Help Center/ GaussDB(DWS)/ Management Guide/ Monitoring and Alarms/ Alarms/ Alarm Handling/ DWS_2000000009 Node Data Disk I/O Usage Exceeds the Threshold
Updated on 2024-09-05 GMT+08:00

DWS_2000000009 Node Data Disk I/O Usage Exceeds the Threshold

Description

GaussDB(DWS) collects the data disk I/O usage of each cluster node every 30 seconds. This alarm is generated when the average usage of a data disk on a node exceeds 90% (configurable) in the last 10 minutes (configurable), and is automatically cleared when the average usage drops below 85% (alarm threshold minus 5%).

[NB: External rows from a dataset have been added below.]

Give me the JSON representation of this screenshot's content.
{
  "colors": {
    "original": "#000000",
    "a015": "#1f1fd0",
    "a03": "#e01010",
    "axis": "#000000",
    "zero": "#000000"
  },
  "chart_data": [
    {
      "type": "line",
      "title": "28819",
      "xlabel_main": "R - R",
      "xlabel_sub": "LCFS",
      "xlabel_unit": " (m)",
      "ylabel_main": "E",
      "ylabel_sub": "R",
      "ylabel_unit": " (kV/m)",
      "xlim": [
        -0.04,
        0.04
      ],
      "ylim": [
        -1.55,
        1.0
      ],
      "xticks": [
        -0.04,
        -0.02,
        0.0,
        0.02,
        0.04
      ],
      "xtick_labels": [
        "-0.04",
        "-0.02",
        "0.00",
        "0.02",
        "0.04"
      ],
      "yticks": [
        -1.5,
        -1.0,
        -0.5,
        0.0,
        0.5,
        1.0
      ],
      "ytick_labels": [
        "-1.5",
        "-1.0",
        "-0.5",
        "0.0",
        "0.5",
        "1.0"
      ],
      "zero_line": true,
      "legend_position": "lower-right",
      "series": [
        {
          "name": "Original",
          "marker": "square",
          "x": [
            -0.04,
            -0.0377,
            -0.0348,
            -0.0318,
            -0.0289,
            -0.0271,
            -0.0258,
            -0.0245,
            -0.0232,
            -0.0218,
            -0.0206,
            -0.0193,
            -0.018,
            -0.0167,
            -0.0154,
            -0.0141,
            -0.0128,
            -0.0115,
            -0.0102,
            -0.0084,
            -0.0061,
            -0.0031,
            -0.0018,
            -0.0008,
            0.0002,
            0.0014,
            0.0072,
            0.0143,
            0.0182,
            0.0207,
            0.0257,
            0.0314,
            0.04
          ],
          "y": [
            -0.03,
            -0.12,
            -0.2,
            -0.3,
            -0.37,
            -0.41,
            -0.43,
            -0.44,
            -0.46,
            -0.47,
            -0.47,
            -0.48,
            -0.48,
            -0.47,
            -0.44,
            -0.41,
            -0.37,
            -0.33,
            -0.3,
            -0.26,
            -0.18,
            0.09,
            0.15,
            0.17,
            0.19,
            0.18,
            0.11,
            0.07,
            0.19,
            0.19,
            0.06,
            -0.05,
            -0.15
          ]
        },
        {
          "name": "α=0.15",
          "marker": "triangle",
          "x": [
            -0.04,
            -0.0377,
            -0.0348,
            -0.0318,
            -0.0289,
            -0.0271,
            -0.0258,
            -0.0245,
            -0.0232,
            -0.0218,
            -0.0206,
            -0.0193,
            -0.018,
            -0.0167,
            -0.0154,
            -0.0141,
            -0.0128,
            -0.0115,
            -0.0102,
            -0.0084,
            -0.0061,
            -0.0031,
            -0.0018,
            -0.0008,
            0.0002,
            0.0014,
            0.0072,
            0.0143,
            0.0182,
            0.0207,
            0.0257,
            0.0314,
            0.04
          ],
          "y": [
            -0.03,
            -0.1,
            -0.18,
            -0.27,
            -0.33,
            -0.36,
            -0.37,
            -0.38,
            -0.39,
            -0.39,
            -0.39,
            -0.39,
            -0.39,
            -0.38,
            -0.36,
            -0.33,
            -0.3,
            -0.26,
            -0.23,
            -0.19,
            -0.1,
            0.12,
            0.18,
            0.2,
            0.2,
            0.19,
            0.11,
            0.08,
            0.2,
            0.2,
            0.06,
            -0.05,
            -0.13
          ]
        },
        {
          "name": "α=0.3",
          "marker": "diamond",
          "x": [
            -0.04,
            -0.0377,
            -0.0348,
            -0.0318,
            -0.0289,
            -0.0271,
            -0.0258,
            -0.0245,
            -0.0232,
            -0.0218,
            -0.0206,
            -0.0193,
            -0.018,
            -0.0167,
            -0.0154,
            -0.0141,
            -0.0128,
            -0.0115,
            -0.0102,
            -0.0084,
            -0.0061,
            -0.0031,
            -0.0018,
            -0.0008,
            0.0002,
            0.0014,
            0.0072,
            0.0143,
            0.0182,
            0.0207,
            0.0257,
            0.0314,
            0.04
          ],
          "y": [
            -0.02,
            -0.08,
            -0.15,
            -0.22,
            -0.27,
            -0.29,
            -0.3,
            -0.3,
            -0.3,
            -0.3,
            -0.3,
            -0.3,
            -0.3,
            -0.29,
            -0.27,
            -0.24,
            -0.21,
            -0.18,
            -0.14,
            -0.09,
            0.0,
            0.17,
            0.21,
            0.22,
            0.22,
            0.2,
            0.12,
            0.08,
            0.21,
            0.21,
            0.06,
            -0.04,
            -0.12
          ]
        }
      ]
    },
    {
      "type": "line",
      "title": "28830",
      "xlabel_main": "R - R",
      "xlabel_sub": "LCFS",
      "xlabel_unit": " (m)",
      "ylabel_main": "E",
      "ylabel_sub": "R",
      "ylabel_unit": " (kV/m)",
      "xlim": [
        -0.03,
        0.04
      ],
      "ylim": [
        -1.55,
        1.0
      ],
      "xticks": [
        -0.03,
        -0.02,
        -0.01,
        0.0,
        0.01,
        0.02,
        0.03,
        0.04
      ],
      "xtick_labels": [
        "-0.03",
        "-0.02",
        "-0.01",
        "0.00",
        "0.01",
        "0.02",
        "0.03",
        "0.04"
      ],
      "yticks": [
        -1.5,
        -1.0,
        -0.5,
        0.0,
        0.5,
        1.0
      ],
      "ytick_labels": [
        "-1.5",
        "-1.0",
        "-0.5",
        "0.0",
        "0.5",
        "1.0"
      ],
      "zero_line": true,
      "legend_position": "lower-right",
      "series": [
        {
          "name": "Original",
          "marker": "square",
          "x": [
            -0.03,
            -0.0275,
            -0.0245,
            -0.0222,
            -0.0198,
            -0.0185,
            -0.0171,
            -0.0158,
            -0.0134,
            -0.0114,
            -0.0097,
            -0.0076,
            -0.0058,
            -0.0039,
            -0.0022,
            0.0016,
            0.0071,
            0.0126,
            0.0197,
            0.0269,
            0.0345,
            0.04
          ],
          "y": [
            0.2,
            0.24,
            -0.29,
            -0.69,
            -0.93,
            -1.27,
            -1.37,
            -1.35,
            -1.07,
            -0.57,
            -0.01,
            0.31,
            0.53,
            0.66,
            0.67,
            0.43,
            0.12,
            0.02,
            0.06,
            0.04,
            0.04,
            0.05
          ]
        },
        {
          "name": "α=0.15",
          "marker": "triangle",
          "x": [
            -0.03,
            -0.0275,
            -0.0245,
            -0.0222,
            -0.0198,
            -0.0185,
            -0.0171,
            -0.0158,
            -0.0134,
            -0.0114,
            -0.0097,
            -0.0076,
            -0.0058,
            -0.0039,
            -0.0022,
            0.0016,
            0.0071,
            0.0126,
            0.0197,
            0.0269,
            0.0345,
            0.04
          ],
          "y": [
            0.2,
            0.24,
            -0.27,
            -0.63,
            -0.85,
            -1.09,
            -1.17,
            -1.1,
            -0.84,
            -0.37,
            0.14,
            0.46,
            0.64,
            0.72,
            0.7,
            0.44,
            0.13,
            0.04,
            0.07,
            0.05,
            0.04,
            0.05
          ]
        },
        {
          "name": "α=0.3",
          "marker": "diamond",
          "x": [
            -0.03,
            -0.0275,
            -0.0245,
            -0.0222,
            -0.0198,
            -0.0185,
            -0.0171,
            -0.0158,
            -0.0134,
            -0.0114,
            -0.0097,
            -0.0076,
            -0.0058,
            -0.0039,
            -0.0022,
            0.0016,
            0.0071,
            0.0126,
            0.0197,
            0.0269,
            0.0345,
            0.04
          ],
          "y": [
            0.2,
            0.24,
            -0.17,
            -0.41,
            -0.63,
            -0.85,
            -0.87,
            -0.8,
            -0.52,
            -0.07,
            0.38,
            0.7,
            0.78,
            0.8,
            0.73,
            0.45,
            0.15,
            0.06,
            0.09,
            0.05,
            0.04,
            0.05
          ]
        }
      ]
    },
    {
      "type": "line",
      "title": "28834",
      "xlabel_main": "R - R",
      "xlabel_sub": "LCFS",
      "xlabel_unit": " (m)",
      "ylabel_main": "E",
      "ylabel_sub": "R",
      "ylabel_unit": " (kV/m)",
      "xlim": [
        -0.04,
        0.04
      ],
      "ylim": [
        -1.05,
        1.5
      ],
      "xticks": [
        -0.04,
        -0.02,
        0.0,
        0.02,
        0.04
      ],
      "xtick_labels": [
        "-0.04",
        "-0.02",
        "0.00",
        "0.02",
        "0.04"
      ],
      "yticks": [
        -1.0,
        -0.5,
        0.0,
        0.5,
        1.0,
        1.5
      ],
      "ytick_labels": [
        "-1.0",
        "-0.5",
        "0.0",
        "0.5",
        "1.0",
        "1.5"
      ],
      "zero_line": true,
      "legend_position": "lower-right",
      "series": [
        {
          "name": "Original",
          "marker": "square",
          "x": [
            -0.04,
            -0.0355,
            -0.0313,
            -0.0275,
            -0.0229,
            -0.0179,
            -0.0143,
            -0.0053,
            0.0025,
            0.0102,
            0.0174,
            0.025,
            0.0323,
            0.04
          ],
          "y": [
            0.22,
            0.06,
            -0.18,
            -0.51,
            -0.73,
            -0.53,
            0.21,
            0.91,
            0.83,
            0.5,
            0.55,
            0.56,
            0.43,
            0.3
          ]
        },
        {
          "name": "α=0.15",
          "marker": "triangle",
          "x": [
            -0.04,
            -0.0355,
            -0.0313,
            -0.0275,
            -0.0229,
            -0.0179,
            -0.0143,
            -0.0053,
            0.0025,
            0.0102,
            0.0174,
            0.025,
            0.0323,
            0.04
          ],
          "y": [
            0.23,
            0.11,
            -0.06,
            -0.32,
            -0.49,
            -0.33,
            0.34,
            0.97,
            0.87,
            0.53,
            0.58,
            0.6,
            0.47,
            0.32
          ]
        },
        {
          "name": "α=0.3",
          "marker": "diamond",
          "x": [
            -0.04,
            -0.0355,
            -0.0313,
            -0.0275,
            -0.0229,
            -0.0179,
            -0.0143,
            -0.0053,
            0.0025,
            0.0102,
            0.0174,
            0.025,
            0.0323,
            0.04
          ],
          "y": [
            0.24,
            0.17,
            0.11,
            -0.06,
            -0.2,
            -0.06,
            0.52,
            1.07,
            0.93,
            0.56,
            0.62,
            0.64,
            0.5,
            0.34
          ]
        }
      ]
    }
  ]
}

  • If the data disk I/O usage of a node is always greater than the alarm threshold, the alarm is generated again 24 hours later (configurable).
  • When using an SSD storage-based cluster, disk I/O can surpass 100% as the service volume grows. But, this does not always mean there is a performance bottleneck. To confirm the alarm's validity, you should evaluate the service's actual running status.

Alarm Attributes

Alarm ID

Alarm Category

Alarm Severity

Alarm Type

Service Type

Auto Cleared

DWS_2000000009

Management plane alarm

Urgent: > 90%

Operation alarm

GaussDB(DWS)

Yes

Alarm Parameters

Category

Name

Description

Location information

Name

Node Data Disk I/O Usage Exceeds the Threshold

Type

Operation alarm

Generation time

Time when the alarm is generated

Other information

Cluster ID

Cluster details such as resourceId and domain_id

Impact on the System

  • High disk I/O usage affects data read and write performance, thereby affecting cluster performance.
  • A large number of disk writes occupy the disk capacity. If the disk capacity exceeds 90%, the cluster becomes read-only.

Possible Causes

  • A large number of read or write operations are performed during peak hours.
  • A large amount of data spills to disks due to the execution of complex statements.
  • Data is scanned by the Scan operator.

Handling Procedure

  1. On the Clusters > Dedicated Clusters page, locate the row that contains the target cluster and click Monitoring in the Operation column.
  2. In the navigation pane on the left, choose Monitoring > Node Monitoring. On the Node Monitoring page, click the Disks tab to view the data disk I/O usage and disk I/O rate.

    If the disk I/O rate is high and the data disk usage keeps increasing, it indicates that services are writing data to disks. This may be caused by complex queries.

  3. Click Queries in the navigation tree on the left to view the real-time queries.

    If the execution time of a statement exceeds the expected time, stop the query and check the disk I/O usage again. For details, see 2.

Alarm Clearance

This alarm is automatically cleared when the data disk I/O usage drops to a certain value.